Daha önceki yazılarda Ben Ali’den bahsederken uluslararası kamuoyunun halkın tepkilerine aldırış edip destek vermesinden hemen sonra ülkeyi apar topar terk etmesini yadırgamıştık. Hatırlayınız Tunuslu devrik lider ülkesindeki karşıt gösterilere polis ve asker ile acımasızca karşı koyarken, ABD’nin tepkileri sonucu halkına saldırmayı bırakıp ülkeyi terk etmek zorunda kalmıştı. Bu durumu Saddam psikozu olarak adlandırmıştık. Yani Ben Ali’nin ülkeden hızla ayrılması için “onun başına gelen benim başıma gelebilir onun için hemen tüyeyim” yaklaşımı dedik.
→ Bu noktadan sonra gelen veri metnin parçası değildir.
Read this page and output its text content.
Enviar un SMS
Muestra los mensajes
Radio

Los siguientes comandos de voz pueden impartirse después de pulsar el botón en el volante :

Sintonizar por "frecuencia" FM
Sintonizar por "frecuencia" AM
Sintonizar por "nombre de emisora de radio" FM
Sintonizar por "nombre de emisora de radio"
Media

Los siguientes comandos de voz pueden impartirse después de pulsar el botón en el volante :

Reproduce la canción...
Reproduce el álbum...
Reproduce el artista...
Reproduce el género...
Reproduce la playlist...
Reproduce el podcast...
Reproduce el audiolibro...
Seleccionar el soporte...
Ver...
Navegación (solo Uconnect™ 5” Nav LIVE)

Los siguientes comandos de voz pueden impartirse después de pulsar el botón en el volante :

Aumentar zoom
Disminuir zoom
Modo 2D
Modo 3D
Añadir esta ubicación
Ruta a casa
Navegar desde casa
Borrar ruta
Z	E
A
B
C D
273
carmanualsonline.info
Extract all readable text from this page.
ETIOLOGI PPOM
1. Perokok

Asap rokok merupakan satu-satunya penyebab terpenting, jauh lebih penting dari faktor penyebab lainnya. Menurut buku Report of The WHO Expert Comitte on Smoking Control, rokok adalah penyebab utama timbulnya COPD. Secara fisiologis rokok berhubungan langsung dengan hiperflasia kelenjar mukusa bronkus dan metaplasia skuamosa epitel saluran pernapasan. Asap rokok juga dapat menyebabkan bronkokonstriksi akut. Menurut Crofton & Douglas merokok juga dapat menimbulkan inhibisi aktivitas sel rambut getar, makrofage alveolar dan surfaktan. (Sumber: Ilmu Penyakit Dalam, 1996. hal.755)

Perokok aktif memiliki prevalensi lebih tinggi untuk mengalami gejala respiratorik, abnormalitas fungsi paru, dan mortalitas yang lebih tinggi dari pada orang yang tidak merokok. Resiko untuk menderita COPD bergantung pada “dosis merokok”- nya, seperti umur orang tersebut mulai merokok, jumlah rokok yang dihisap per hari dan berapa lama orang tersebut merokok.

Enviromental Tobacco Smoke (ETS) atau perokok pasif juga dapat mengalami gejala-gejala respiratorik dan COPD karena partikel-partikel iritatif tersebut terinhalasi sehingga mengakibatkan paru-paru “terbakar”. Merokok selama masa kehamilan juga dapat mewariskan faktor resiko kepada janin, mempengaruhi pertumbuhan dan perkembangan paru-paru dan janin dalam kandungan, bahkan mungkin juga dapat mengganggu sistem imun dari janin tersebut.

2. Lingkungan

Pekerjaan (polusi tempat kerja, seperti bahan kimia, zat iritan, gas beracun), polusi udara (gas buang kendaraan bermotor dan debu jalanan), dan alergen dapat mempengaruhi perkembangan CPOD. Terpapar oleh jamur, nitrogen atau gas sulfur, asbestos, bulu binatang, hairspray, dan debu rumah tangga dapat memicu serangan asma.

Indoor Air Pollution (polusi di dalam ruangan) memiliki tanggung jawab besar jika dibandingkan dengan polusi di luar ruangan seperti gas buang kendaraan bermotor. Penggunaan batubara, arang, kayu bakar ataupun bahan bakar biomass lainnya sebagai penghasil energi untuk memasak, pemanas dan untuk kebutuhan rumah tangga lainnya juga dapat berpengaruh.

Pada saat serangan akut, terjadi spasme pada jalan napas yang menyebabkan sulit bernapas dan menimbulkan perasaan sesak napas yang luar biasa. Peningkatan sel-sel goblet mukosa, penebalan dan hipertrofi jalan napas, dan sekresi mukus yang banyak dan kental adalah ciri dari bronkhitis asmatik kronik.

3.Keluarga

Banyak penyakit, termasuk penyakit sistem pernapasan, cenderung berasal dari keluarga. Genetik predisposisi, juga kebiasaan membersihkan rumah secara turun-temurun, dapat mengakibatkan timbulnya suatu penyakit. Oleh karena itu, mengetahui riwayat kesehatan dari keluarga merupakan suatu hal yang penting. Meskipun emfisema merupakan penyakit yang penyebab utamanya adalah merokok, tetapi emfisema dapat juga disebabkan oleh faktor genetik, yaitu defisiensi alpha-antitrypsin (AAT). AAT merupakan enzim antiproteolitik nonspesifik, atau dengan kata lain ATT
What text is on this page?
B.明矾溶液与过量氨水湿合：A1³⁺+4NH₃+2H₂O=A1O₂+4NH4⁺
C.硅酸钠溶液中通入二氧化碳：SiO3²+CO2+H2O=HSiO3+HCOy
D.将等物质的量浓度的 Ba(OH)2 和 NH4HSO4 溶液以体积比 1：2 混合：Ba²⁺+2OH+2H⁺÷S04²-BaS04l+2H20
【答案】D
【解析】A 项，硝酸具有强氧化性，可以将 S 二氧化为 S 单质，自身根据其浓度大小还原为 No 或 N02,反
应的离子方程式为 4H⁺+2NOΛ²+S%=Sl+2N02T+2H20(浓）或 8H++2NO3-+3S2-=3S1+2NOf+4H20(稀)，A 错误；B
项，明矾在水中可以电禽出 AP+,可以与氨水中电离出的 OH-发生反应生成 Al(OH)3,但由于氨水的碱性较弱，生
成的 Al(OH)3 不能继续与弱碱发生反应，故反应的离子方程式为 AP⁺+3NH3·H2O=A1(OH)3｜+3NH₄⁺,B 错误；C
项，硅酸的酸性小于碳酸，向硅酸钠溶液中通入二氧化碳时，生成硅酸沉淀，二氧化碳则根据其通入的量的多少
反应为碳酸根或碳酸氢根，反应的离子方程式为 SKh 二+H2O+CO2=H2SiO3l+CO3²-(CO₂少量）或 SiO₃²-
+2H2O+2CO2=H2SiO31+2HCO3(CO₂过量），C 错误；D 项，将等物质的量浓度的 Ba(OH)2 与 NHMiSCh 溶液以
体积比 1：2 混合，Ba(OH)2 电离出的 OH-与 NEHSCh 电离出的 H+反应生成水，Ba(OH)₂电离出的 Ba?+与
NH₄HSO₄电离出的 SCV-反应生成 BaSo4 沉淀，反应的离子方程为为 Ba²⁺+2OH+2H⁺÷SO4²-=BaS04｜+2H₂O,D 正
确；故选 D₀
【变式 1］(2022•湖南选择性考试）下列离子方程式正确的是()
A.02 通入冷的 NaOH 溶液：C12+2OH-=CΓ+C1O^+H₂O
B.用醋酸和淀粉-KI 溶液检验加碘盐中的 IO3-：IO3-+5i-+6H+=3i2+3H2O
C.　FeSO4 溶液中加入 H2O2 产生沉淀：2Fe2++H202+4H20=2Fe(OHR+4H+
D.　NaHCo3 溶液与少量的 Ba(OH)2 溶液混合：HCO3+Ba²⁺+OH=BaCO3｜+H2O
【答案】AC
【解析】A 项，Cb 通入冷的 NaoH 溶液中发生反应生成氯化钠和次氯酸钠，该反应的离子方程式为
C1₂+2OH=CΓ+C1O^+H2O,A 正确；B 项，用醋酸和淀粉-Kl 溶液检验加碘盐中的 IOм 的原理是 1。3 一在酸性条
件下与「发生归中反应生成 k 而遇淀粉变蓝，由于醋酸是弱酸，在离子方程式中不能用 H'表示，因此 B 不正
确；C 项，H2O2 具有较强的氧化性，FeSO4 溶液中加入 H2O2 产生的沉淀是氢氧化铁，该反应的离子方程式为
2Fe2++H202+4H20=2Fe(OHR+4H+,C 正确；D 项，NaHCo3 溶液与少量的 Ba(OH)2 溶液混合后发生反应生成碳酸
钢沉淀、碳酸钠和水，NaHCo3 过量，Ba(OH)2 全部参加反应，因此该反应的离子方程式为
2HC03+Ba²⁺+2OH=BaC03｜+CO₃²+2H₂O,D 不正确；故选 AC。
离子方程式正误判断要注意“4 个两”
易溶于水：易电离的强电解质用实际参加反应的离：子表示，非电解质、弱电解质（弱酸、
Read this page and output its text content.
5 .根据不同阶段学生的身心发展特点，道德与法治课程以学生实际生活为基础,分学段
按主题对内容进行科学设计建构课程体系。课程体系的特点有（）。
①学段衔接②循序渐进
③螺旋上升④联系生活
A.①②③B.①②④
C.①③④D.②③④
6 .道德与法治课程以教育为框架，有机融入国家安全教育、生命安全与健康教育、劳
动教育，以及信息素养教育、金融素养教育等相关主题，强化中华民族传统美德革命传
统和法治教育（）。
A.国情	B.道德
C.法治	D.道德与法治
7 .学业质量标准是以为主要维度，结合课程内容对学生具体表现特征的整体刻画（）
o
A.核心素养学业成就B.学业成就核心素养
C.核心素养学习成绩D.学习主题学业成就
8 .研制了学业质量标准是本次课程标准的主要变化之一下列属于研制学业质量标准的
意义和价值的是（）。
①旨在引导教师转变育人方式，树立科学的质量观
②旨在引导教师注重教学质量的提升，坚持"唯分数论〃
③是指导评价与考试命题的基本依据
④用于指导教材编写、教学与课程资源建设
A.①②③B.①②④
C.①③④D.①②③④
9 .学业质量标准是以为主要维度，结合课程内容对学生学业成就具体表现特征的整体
Ama tabii bu tespit, özellikle Libya savaşının ilk başlarında kendi içinde açıklanmaya muhtaç bir sürü soru çıkarttı. Çünkü görüldüğü kadarıyla Kaddafi, arkadaşları Ben Ali ve Mübarek gibi laftan anlamıyor ve ülkesinde başlayan ayaklanmayı batılı emperyalist güçlerin uyarılarına kulak asmadan kanla bastırmayı sürdürmeye niyetli görülüyor. Dolayısıyla onda en azından Saddam korkusu yok diyebiliriz. Peki, bu iyi bir şey mi? On yıllardır Libya’yı kabile devleti şeklinde yöneten ve göçebeliği batı tüketim toplumuna alternatif gören bir zihniyetin ilericiliğinden solculuğundan bahsetmek mümkün müdür? O zaman bu kişinin batı’ya karşı direnmesinin, kabile devleti anlayışını sürdürmesi dışında ne gibi anlamı olabilir? Hiç. Sadece bu süreç batılı güçlerin bu durumu fırsat olarak değerlendirip saldırmasına neden olur. Fransa Cumhurbaşkanı “Sarko” dün uçaklarını göndermeden evvel yaptığı basın konferansında, Libya lideri Kaddafi’nin halkına karşı acımasızca saldırdığını bu yüzden halkı ona karşı korumak için Libya’ya saldıracaklarını söylemiştir. Yani Fransa’nın Libya’yı bombalamak üzere uçak göndermesindeki tek amaç insani amaçlardır. Bu doğru mudur? Irak’ta doğru muydu?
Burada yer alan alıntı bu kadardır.